Иванов сорвал кольцо, размахнулся и изо всех сил швырнул гранату. Раздался глухой удар, скала раскололась, и рухнула огромная груда камней. Когда дым рассеялся, пограничники увидели, что камнями завалило большое пространство перед ними. Эхо прокатилось в последний раз, и в тишине стало слышно, как стонут придавленные камнями басмачи.
Иванов оглянулся на бойцов. У всех были бледные лица
и воспаленные глаза. От усталости люди едва держались на ногах. Из тридцати человек в живых осталось десять, сам Иванов - одиннадцатый, и Коршунов двенадцатый. Коршунов сидел на земле низко опустив голову. Левой рукой он держался за живот, в правой сжимал шашку.Снова стало тихо, и снова где-то, совсем близко, затрещал кузнечик.
Коршунов с трудом улыбнулся и поднял голову.

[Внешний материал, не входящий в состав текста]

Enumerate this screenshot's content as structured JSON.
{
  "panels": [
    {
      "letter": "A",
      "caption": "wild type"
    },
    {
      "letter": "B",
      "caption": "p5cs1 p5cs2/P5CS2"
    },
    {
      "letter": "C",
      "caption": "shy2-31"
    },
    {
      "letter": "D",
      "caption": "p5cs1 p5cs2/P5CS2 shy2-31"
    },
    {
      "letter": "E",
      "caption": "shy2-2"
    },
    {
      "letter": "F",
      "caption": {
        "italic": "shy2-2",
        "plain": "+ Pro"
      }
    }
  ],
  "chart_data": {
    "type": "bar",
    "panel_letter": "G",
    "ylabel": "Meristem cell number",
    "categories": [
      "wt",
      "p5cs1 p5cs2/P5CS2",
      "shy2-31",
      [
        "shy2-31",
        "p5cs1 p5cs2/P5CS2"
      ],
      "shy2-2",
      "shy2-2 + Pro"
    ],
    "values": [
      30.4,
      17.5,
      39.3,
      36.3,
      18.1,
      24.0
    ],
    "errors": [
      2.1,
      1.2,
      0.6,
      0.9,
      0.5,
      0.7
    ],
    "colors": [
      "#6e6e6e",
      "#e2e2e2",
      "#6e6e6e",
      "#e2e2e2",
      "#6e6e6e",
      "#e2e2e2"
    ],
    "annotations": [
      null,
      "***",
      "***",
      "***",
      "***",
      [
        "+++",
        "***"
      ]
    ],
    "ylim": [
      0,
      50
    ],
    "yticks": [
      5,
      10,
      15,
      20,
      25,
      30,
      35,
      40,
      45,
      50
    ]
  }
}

– Товарищи, - сказал Коршунов, и собственный голос показался ему еле слышным. В голове шумело и назойливо пел кузнечик.
Коршунов скрипнул зубами и еще раз попробовал улыбнуться.
– Товарищи! Еще немного. Совсем немного осталось. Ризабек, собирайся. Осталось последнее действие. Представление кончается, Ризабек. Приготовьтесь, товарищи. Споем на прощанье. Споем? Ладно?
Пограничники молчали и отворачивались. Иванов с тоской глядел на Коршунова.
– Нужно петь. Обязательно нужно петь, друзья. Песня - это очень важно. Что ж вы? Споем? Ладно?
– Александр Александрович, не надо, - тихо говорил Иванов, Александр Александрович, голубчик...
– Что? Почему не надо, Иванов? Песня, Иванов, это очень важно. Разве не так, Иванов?
И Коршунов запел:
Трансваль, Трансваль, страна моя,
Весь мир горит огнем...
Голос Коршунова был негромкий, что-то хрипело у него в горле. Он не помнил слов песни и пел, без конца повторяя только две строчки:
Трансваль, Трансваль, страна моя,
Весь мир горит огнем...
Трансваль, Трансваль, страна моя,
Весь мир горит огнем...
12
После взрыва скалы басмачи в страхе отхлынули от засады пограничников. Ризабек старался остановить джигитов, но его не слушали. Только за поворотом ущелья басмачи почувствовали себя в безопасности и остановились. Как и пограничники, они слушали раскаты эхо. Эхо смолкло, и стало тихо в ущелье. Ризабек, прижимая к груди раненую руку, стоял один, скрытый от пограничников грудой обвалившихся со скалы камней. Он тоже слышал, как затрещал кузнечик. Потом до него донесся странный, хриплый голос. Голос пел:
Трансваль, Трансваль, страна моя,
Весь мир горит огнем...
Ризабеку вдруг стало страшно. Пригнувшись, он быстро пошел к своим людям. Он почти бежал. Ему казалось, что вот-вот его сзади ударит кто-то. Из-за камней вслед ему пел спокойный голос:
Трансваль, Трансваль, страна моя,
Весь мир горит огнем...
Ризабек добежал до поворота ущелья.
– Это мертвые кзыл-аскеры поют, - громко сказал один из басмачей.
– Ризабек Касым! Ризабек Касым!
– сзади через толпу джигитов протискивался оборванный пастух. Он звал Ризабека.
– Что тебе нужно?
– Ризабек Касым!
– Пастух упал на колени.
– По руслу ручья к тому концу ущелья Трех овец идет большой отряд кзыл-аскеров... Они быстро идут, Ризабек Касым... Они скоро, совсем скоро придут сюда... Я видел их вчера вечером, я гнал лошадь так, что моя лошадь пала, и я опередил кзыл-аскеров. Но они очень быстро идут. Не успеет солнце опуститься за горы, как они будут здесь, Ризабек Касым.
Ризабек выхватил револьвер и выстрелил в воздух. Джигиты окружили его.